### Exercise: Prove that, if the opposite sides of a quadrilateral are equal and parallel, it is a parallelogram.

General enunciation: We have to prove that if the opposite sides of a quadrilateral are equal and parallel, it is a parallelogram.

Particular enunciation: Let the opposite sides of the quadrilateral ABCD are equal and parallel .i.e. BC=AD,BC∥AD and AB=DC,AB∥DC

We have to prove that ABCD is a parallelogram.

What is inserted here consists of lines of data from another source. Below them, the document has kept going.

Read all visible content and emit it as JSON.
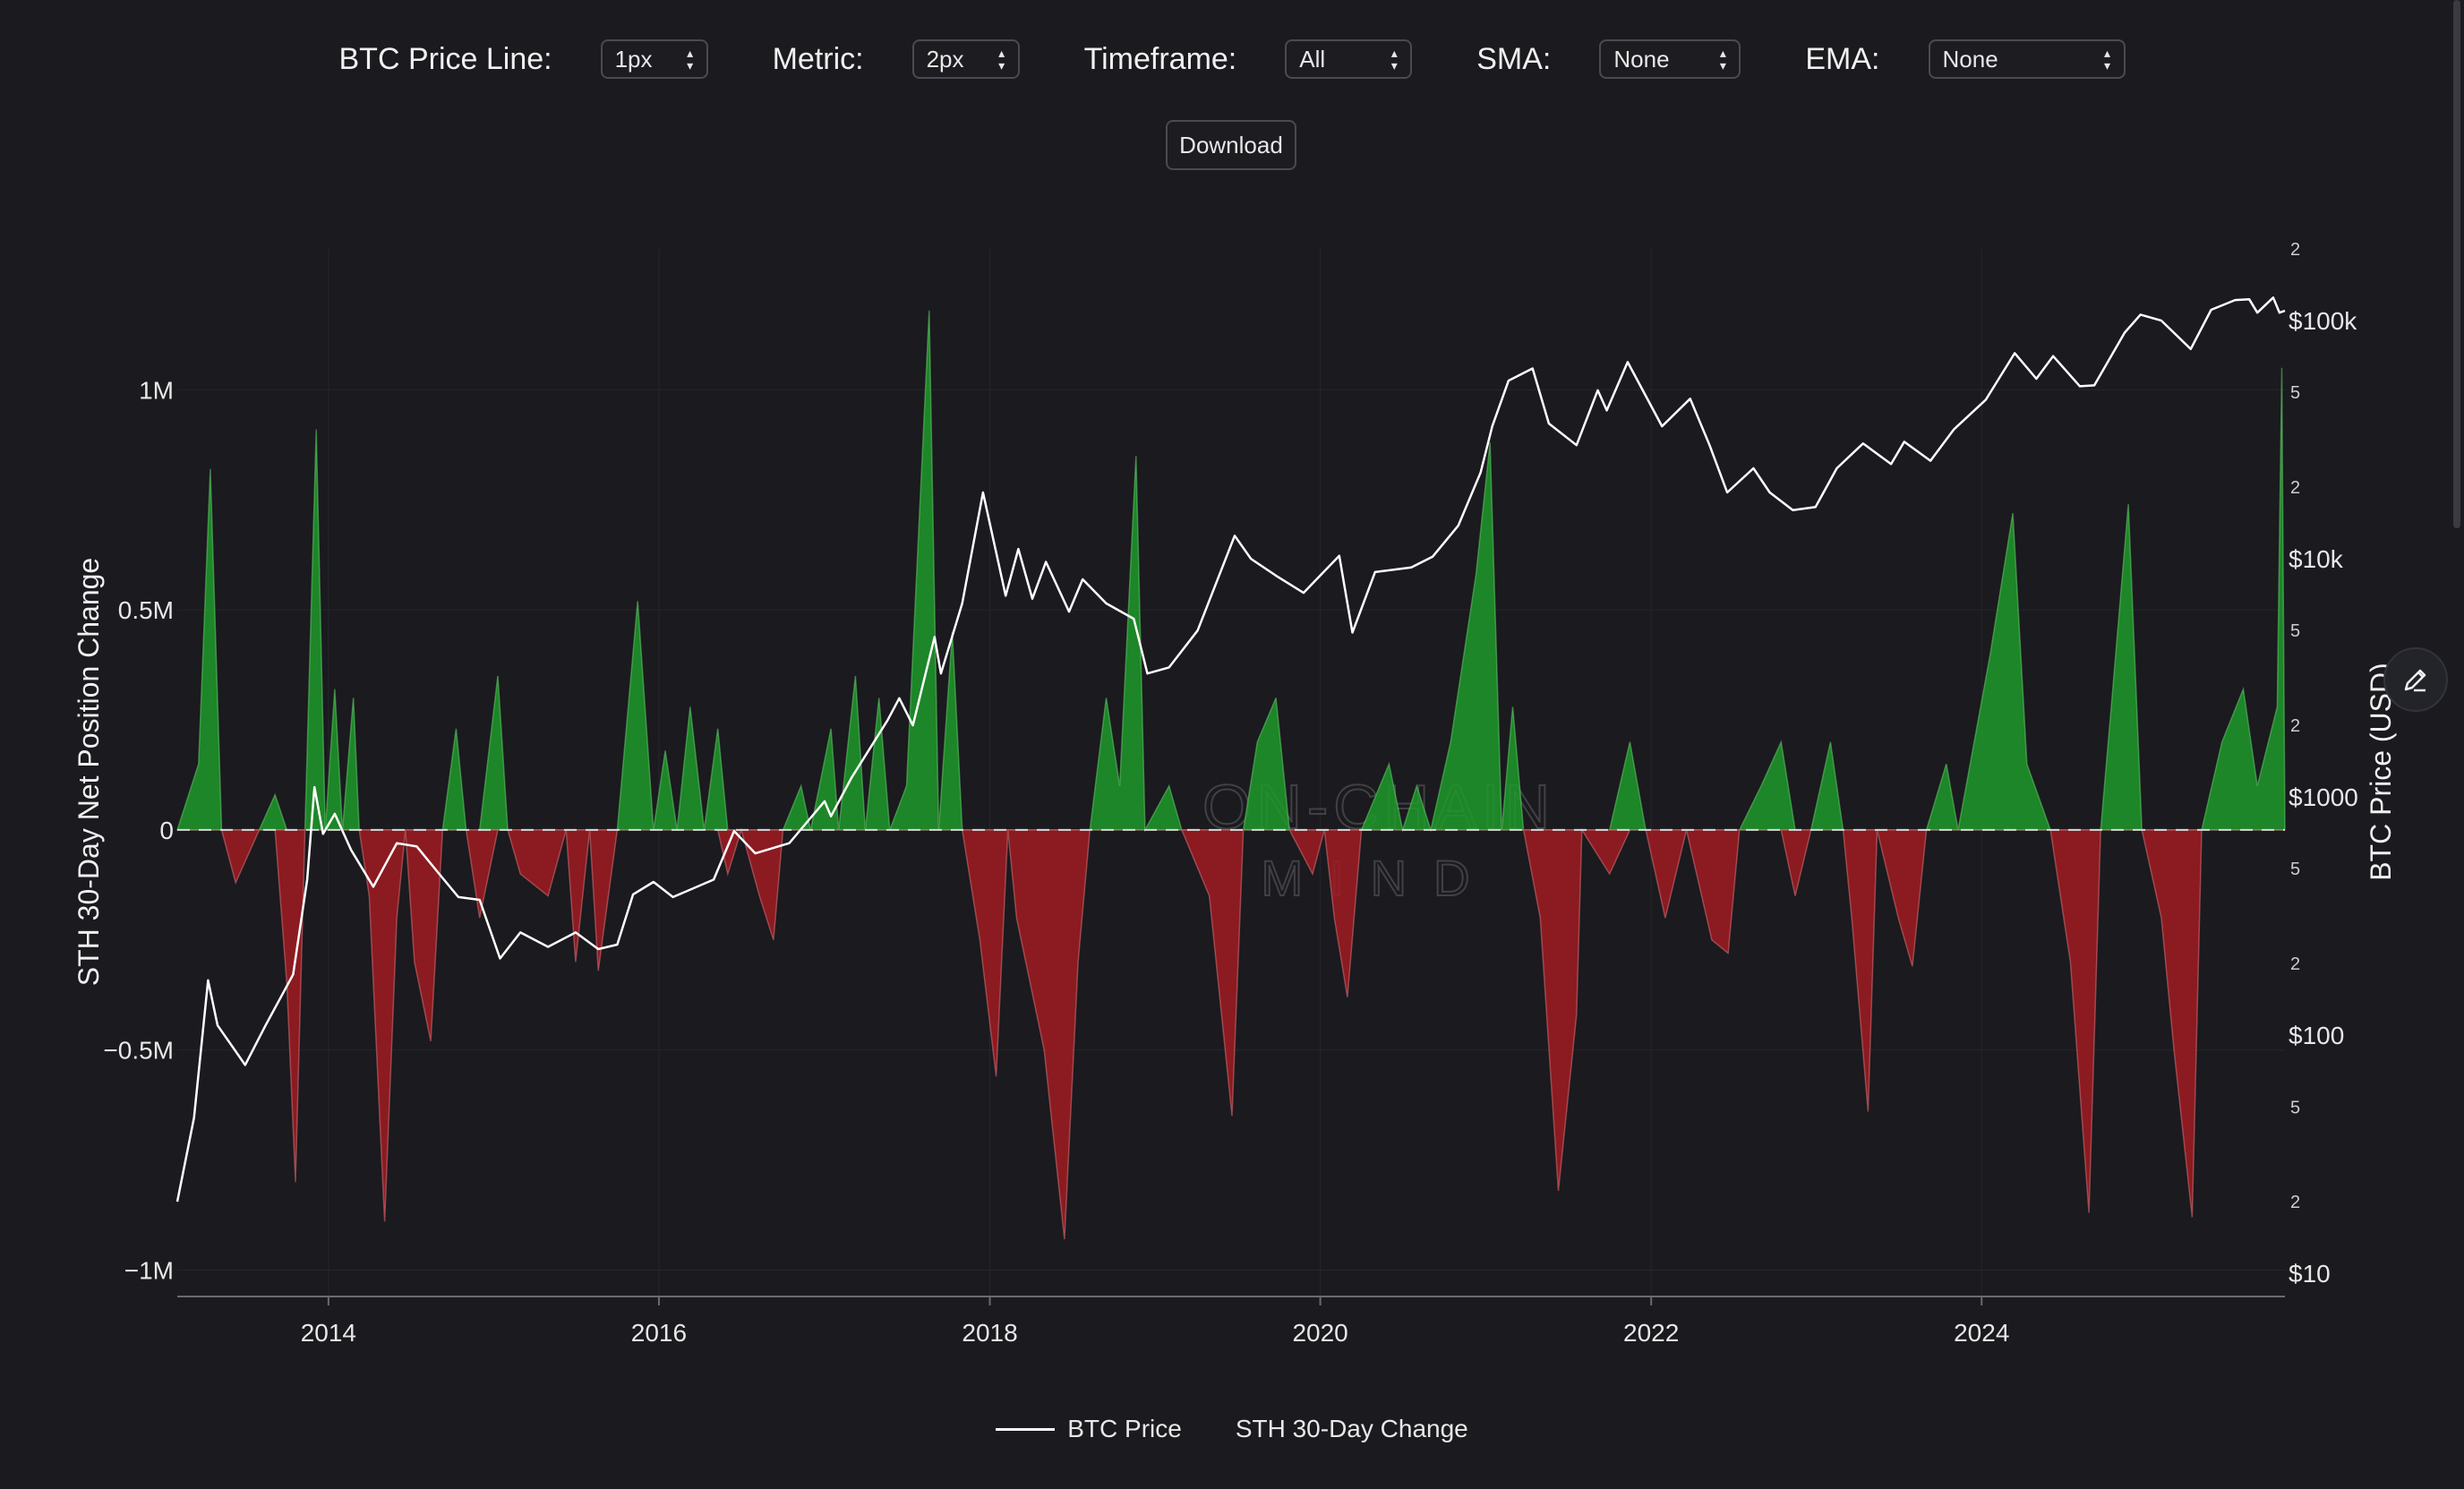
{
  "controls": {
    "price_line": {
      "label": "BTC Price Line:",
      "value": "1px"
    },
    "metric": {
      "label": "Metric:",
      "value": "2px"
    },
    "timeframe": {
      "label": "Timeframe:",
      "value": "All"
    },
    "sma": {
      "label": "SMA:",
      "value": "None"
    },
    "ema": {
      "label": "EMA:",
      "value": "None"
    },
    "download_label": "Download"
  },
  "watermark": {
    "line1": "ON-CHAIN",
    "line2": "MIND"
  },
  "icons": {
    "edit": "pencil-icon",
    "select_chevron": "chevron-updown-icon"
  },
  "colors": {
    "positive": "#1f9a2a",
    "negative": "#a01c22",
    "price": "#ffffff",
    "background": "#1a1a1f"
  },
  "chart_data": {
    "type": "area",
    "title": "",
    "xlabel": "",
    "ylabel_left": "STH 30-Day Net Position Change",
    "ylabel_right": "BTC Price (USD)",
    "x_ticks": [
      "2014",
      "2016",
      "2018",
      "2020",
      "2022",
      "2024"
    ],
    "y_left_ticks": [
      "1M",
      "0.5M",
      "0",
      "−0.5M",
      "−1M"
    ],
    "y_left_tick_values": [
      1000000,
      500000,
      0,
      -500000,
      -1000000
    ],
    "y_left_range": [
      -1060000,
      1320000
    ],
    "y_right_scale": "log",
    "y_right_range": [
      8,
      200000
    ],
    "y_right_major_ticks": [
      {
        "value": 100000,
        "label": "$100k"
      },
      {
        "value": 10000,
        "label": "$10k"
      },
      {
        "value": 1000,
        "label": "$1000"
      },
      {
        "value": 100,
        "label": "$100"
      },
      {
        "value": 10,
        "label": "$10"
      }
    ],
    "y_right_minor_ticks": [
      {
        "value": 200000,
        "label": "2"
      },
      {
        "value": 50000,
        "label": "5"
      },
      {
        "value": 20000,
        "label": "2"
      },
      {
        "value": 5000,
        "label": "5"
      },
      {
        "value": 2000,
        "label": "2"
      },
      {
        "value": 500,
        "label": "5"
      },
      {
        "value": 200,
        "label": "2"
      },
      {
        "value": 50,
        "label": "5"
      },
      {
        "value": 20,
        "label": "2"
      }
    ],
    "x_range": [
      "2013-02-01",
      "2025-11-01"
    ],
    "grid": true,
    "legend": {
      "position": "bottom",
      "entries": [
        "BTC Price",
        "STH 30-Day Change"
      ]
    },
    "series": [
      {
        "name": "BTC Price",
        "style": "line",
        "axis": "right",
        "points": [
          [
            "2013-02-01",
            20
          ],
          [
            "2013-03-10",
            45
          ],
          [
            "2013-04-10",
            170
          ],
          [
            "2013-05-01",
            110
          ],
          [
            "2013-07-01",
            75
          ],
          [
            "2013-08-15",
            110
          ],
          [
            "2013-10-15",
            180
          ],
          [
            "2013-11-15",
            450
          ],
          [
            "2013-12-01",
            1100
          ],
          [
            "2013-12-20",
            700
          ],
          [
            "2014-01-15",
            850
          ],
          [
            "2014-02-20",
            600
          ],
          [
            "2014-04-10",
            420
          ],
          [
            "2014-06-01",
            640
          ],
          [
            "2014-07-15",
            620
          ],
          [
            "2014-09-01",
            480
          ],
          [
            "2014-10-15",
            380
          ],
          [
            "2014-12-01",
            370
          ],
          [
            "2015-01-15",
            210
          ],
          [
            "2015-03-01",
            270
          ],
          [
            "2015-05-01",
            235
          ],
          [
            "2015-07-01",
            270
          ],
          [
            "2015-08-20",
            230
          ],
          [
            "2015-10-01",
            240
          ],
          [
            "2015-11-05",
            390
          ],
          [
            "2015-12-20",
            440
          ],
          [
            "2016-02-01",
            380
          ],
          [
            "2016-05-01",
            450
          ],
          [
            "2016-06-15",
            720
          ],
          [
            "2016-08-01",
            580
          ],
          [
            "2016-10-15",
            640
          ],
          [
            "2017-01-01",
            960
          ],
          [
            "2017-01-15",
            830
          ],
          [
            "2017-03-01",
            1200
          ],
          [
            "2017-05-20",
            2100
          ],
          [
            "2017-06-15",
            2600
          ],
          [
            "2017-07-15",
            2000
          ],
          [
            "2017-09-01",
            4700
          ],
          [
            "2017-09-15",
            3300
          ],
          [
            "2017-11-01",
            6500
          ],
          [
            "2017-12-17",
            19000
          ],
          [
            "2018-02-05",
            7000
          ],
          [
            "2018-03-05",
            11000
          ],
          [
            "2018-04-05",
            6800
          ],
          [
            "2018-05-05",
            9700
          ],
          [
            "2018-06-25",
            6000
          ],
          [
            "2018-07-25",
            8200
          ],
          [
            "2018-09-15",
            6500
          ],
          [
            "2018-11-15",
            5600
          ],
          [
            "2018-12-15",
            3300
          ],
          [
            "2019-02-01",
            3500
          ],
          [
            "2019-04-05",
            5000
          ],
          [
            "2019-06-26",
            12500
          ],
          [
            "2019-08-01",
            10000
          ],
          [
            "2019-09-25",
            8500
          ],
          [
            "2019-11-25",
            7200
          ],
          [
            "2020-02-12",
            10300
          ],
          [
            "2020-03-12",
            4900
          ],
          [
            "2020-05-01",
            8800
          ],
          [
            "2020-07-20",
            9200
          ],
          [
            "2020-09-05",
            10200
          ],
          [
            "2020-11-01",
            13800
          ],
          [
            "2020-12-20",
            23000
          ],
          [
            "2021-01-15",
            36000
          ],
          [
            "2021-02-20",
            56000
          ],
          [
            "2021-04-14",
            63000
          ],
          [
            "2021-05-20",
            37000
          ],
          [
            "2021-07-20",
            30000
          ],
          [
            "2021-09-05",
            51000
          ],
          [
            "2021-09-25",
            42000
          ],
          [
            "2021-11-10",
            67000
          ],
          [
            "2022-01-25",
            36000
          ],
          [
            "2022-03-28",
            47000
          ],
          [
            "2022-05-10",
            30000
          ],
          [
            "2022-06-18",
            19000
          ],
          [
            "2022-08-15",
            24000
          ],
          [
            "2022-09-20",
            19000
          ],
          [
            "2022-11-10",
            16000
          ],
          [
            "2022-12-30",
            16500
          ],
          [
            "2023-02-15",
            24000
          ],
          [
            "2023-04-14",
            30500
          ],
          [
            "2023-06-15",
            25000
          ],
          [
            "2023-07-14",
            31000
          ],
          [
            "2023-09-10",
            25800
          ],
          [
            "2023-11-01",
            35000
          ],
          [
            "2024-01-10",
            46500
          ],
          [
            "2024-03-14",
            73000
          ],
          [
            "2024-05-01",
            57000
          ],
          [
            "2024-06-07",
            71000
          ],
          [
            "2024-08-05",
            53000
          ],
          [
            "2024-09-06",
            53500
          ],
          [
            "2024-11-12",
            89000
          ],
          [
            "2024-12-17",
            106000
          ],
          [
            "2025-02-01",
            100000
          ],
          [
            "2025-04-07",
            76000
          ],
          [
            "2025-05-22",
            111000
          ],
          [
            "2025-07-14",
            122000
          ],
          [
            "2025-08-14",
            123000
          ],
          [
            "2025-09-01",
            108000
          ],
          [
            "2025-10-06",
            125000
          ],
          [
            "2025-10-20",
            108000
          ],
          [
            "2025-11-01",
            110000
          ]
        ]
      },
      {
        "name": "STH 30-Day Change",
        "style": "area",
        "axis": "left",
        "points": [
          [
            "2013-02-01",
            0
          ],
          [
            "2013-03-20",
            150000
          ],
          [
            "2013-04-15",
            820000
          ],
          [
            "2013-05-10",
            0
          ],
          [
            "2013-06-10",
            -120000
          ],
          [
            "2013-08-01",
            0
          ],
          [
            "2013-09-05",
            80000
          ],
          [
            "2013-10-01",
            -350000
          ],
          [
            "2013-10-20",
            -800000
          ],
          [
            "2013-11-10",
            0
          ],
          [
            "2013-12-05",
            910000
          ],
          [
            "2013-12-25",
            0
          ],
          [
            "2014-01-15",
            320000
          ],
          [
            "2014-02-01",
            0
          ],
          [
            "2014-02-25",
            300000
          ],
          [
            "2014-03-10",
            0
          ],
          [
            "2014-04-01",
            -150000
          ],
          [
            "2014-05-05",
            -890000
          ],
          [
            "2014-06-01",
            -200000
          ],
          [
            "2014-06-20",
            0
          ],
          [
            "2014-07-10",
            -300000
          ],
          [
            "2014-08-15",
            -480000
          ],
          [
            "2014-09-10",
            0
          ],
          [
            "2014-10-10",
            230000
          ],
          [
            "2014-11-01",
            0
          ],
          [
            "2014-12-01",
            -200000
          ],
          [
            "2015-01-10",
            350000
          ],
          [
            "2015-02-01",
            0
          ],
          [
            "2015-03-01",
            -100000
          ],
          [
            "2015-05-01",
            -150000
          ],
          [
            "2015-06-10",
            0
          ],
          [
            "2015-07-01",
            -300000
          ],
          [
            "2015-08-01",
            0
          ],
          [
            "2015-08-20",
            -320000
          ],
          [
            "2015-10-01",
            0
          ],
          [
            "2015-11-15",
            520000
          ],
          [
            "2015-12-20",
            0
          ],
          [
            "2016-01-15",
            180000
          ],
          [
            "2016-02-10",
            0
          ],
          [
            "2016-03-10",
            280000
          ],
          [
            "2016-04-10",
            0
          ],
          [
            "2016-05-10",
            230000
          ],
          [
            "2016-06-01",
            -100000
          ],
          [
            "2016-07-01",
            0
          ],
          [
            "2016-08-10",
            -150000
          ],
          [
            "2016-09-10",
            -250000
          ],
          [
            "2016-10-01",
            0
          ],
          [
            "2016-11-10",
            100000
          ],
          [
            "2016-12-01",
            0
          ],
          [
            "2017-01-15",
            230000
          ],
          [
            "2017-02-01",
            0
          ],
          [
            "2017-03-10",
            350000
          ],
          [
            "2017-04-01",
            0
          ],
          [
            "2017-05-01",
            300000
          ],
          [
            "2017-05-25",
            0
          ],
          [
            "2017-07-01",
            100000
          ],
          [
            "2017-08-20",
            1180000
          ],
          [
            "2017-09-10",
            0
          ],
          [
            "2017-10-10",
            450000
          ],
          [
            "2017-11-01",
            0
          ],
          [
            "2017-12-10",
            -250000
          ],
          [
            "2018-01-15",
            -560000
          ],
          [
            "2018-02-10",
            0
          ],
          [
            "2018-03-01",
            -200000
          ],
          [
            "2018-05-01",
            -500000
          ],
          [
            "2018-06-15",
            -930000
          ],
          [
            "2018-07-15",
            -300000
          ],
          [
            "2018-08-10",
            0
          ],
          [
            "2018-09-15",
            300000
          ],
          [
            "2018-10-15",
            100000
          ],
          [
            "2018-11-20",
            850000
          ],
          [
            "2018-12-10",
            0
          ],
          [
            "2019-02-01",
            100000
          ],
          [
            "2019-03-01",
            0
          ],
          [
            "2019-05-01",
            -150000
          ],
          [
            "2019-06-20",
            -650000
          ],
          [
            "2019-07-15",
            0
          ],
          [
            "2019-08-15",
            200000
          ],
          [
            "2019-09-25",
            300000
          ],
          [
            "2019-10-25",
            0
          ],
          [
            "2019-12-15",
            -100000
          ],
          [
            "2020-01-10",
            0
          ],
          [
            "2020-02-01",
            -200000
          ],
          [
            "2020-03-01",
            -380000
          ],
          [
            "2020-04-01",
            0
          ],
          [
            "2020-06-01",
            150000
          ],
          [
            "2020-07-01",
            0
          ],
          [
            "2020-08-01",
            100000
          ],
          [
            "2020-09-01",
            0
          ],
          [
            "2020-10-15",
            200000
          ],
          [
            "2020-12-10",
            580000
          ],
          [
            "2021-01-10",
            880000
          ],
          [
            "2021-02-05",
            0
          ],
          [
            "2021-03-01",
            280000
          ],
          [
            "2021-03-25",
            0
          ],
          [
            "2021-05-01",
            -200000
          ],
          [
            "2021-06-10",
            -820000
          ],
          [
            "2021-07-20",
            -420000
          ],
          [
            "2021-08-01",
            0
          ],
          [
            "2021-10-01",
            -100000
          ],
          [
            "2021-11-15",
            200000
          ],
          [
            "2021-12-20",
            0
          ],
          [
            "2022-02-01",
            -200000
          ],
          [
            "2022-03-20",
            0
          ],
          [
            "2022-05-15",
            -250000
          ],
          [
            "2022-06-20",
            -280000
          ],
          [
            "2022-07-15",
            0
          ],
          [
            "2022-09-01",
            100000
          ],
          [
            "2022-10-15",
            200000
          ],
          [
            "2022-11-15",
            -150000
          ],
          [
            "2022-12-20",
            0
          ],
          [
            "2023-02-01",
            200000
          ],
          [
            "2023-03-01",
            0
          ],
          [
            "2023-03-20",
            -200000
          ],
          [
            "2023-04-25",
            -640000
          ],
          [
            "2023-05-15",
            0
          ],
          [
            "2023-07-01",
            -200000
          ],
          [
            "2023-08-01",
            -310000
          ],
          [
            "2023-09-01",
            0
          ],
          [
            "2023-10-15",
            150000
          ],
          [
            "2023-11-10",
            0
          ],
          [
            "2024-01-20",
            400000
          ],
          [
            "2024-03-10",
            720000
          ],
          [
            "2024-04-10",
            150000
          ],
          [
            "2024-06-01",
            0
          ],
          [
            "2024-07-15",
            -300000
          ],
          [
            "2024-08-25",
            -870000
          ],
          [
            "2024-09-20",
            0
          ],
          [
            "2024-10-15",
            300000
          ],
          [
            "2024-11-20",
            740000
          ],
          [
            "2024-12-20",
            0
          ],
          [
            "2025-02-01",
            -200000
          ],
          [
            "2025-03-01",
            -500000
          ],
          [
            "2025-04-10",
            -880000
          ],
          [
            "2025-05-01",
            0
          ],
          [
            "2025-06-15",
            200000
          ],
          [
            "2025-08-01",
            320000
          ],
          [
            "2025-09-01",
            100000
          ],
          [
            "2025-10-15",
            280000
          ],
          [
            "2025-10-25",
            1050000
          ],
          [
            "2025-11-01",
            0
          ]
        ]
      }
    ]
  }
}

Construction: We join A,C and B,D.

Proof: In ∆ABC and ∆ADC,

AB=DC, BC=AD [supposition]

And AC = AC [common side]

∴∆ABC≌∆ADC

∴∠B=∠D [SSS theorem] ————————- (i)

Again, in ∆ABD and ∆BCD,

AB=DC, BC=AD [supposition]

And BD=BD [common side]

∴∆ABD≌∆BCD

∴∠A=∠C [SSS theorem] ——————————-(ii)

Now, in the quadrilateral ABCD,

BC=AD,AB=DC [from (i)and (ii)]

∴ ∠A =C, ∠B=∠D [∵the opposite sides and angles of a parallelogram are equal]

∴ABCD is a parallelogram [Proved]

**Exercise: Prove that, the bisectors of any two opposite angles of a parallelogram are parallel to each other.**

General enunciation: To prove that the bisectors of any two opposite angles of a parallelogram are parallel to each other.

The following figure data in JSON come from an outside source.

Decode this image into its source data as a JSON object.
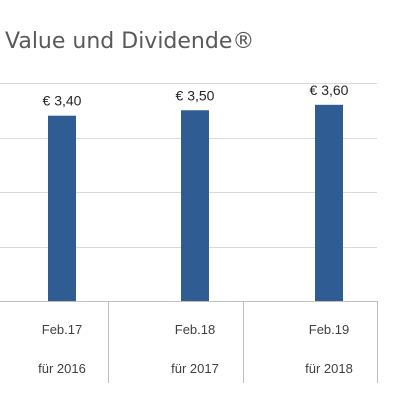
{
  "chart_data": {
    "type": "bar",
    "title": "Value und Dividende®",
    "categories": [
      [
        "Feb.17",
        "für 2016"
      ],
      [
        "Feb.18",
        "für 2017"
      ],
      [
        "Feb.19",
        "für 2018"
      ]
    ],
    "values": [
      3.4,
      3.5,
      3.6
    ],
    "data_labels": [
      "€  3,40",
      "€  3,50",
      "€  3,60"
    ],
    "xlabel": "",
    "ylabel": "",
    "ylim": [
      0,
      4
    ],
    "grid": true,
    "colors": {
      "bar": "#2e5c93",
      "grid": "#d9d9d9",
      "title": "#595959"
    }
  }
}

Particular enunciation: Let ABCD is a parallelogram.

It’s the bisectors of any two opposite angles ∠ABC and ∠ADC are BF and DF respectively.

We have to prove that DE∥BF.

Proof: ABCD is a parallelogram.

So ∠ABC=∠ADC [∵opposite angles of a parallelogram are equal]

Since BF and DE are their bisectors respectively.

∴∠EBF=∠EDF ————————————— (i)

Again, AB∥CD and BF is their transversal

∴∠EBF=∠BFC ————————- (ii) [alternative angles are equal]

Now, ∠EDF=∠EBF=∠BFC

∴∠EDF=∠BFC [from (i) and (ii)]

But these are corresponding angles where DF is the transversal.

Therefore DE∥BF (Proved)

**Exercise: Prove that, the bisectors of any two adjacent angles of a parallelogram are perpendicular to each other.**

General enunciation: To prove that the bisectors of any two adjacent angles of a parallelogram are perpendicular to each other.

Particular enunciation: Let ABCD is a parallelogram. It’s the bisectors of two adjacent angles ∠ABC and ∠BCD are BO and CO respectively.

We have to prove that BO⊥CO.

Proof: ABCD is a parallelogram so AB∥CD and BC is their transversal

When a transversal cuts two parallel straight lines then the sum of the pair of interior angle on the same side of the transversal is 2 right angles.

∴∠ABC+∠BCD=180^{0 }

Or, ½ ∠ABC + ½ ∠BCD=90^{0}

Or, ∠OBC+∠OCB = 90^{0} —————————- (1)

In ∆BOC, we know that sum of three angles of a triangle is equal to 2 right angles

∴ ∠OBC+∠OCB+∠BOC=180^{0 }

Or, 90^{0}+∠BOC=180^{0} [from (1)]

Or, ∠BOC=180^{0}-90^{0}

Or, ∠BOC=90^{0}

Therefore BO⊥CO (Proved)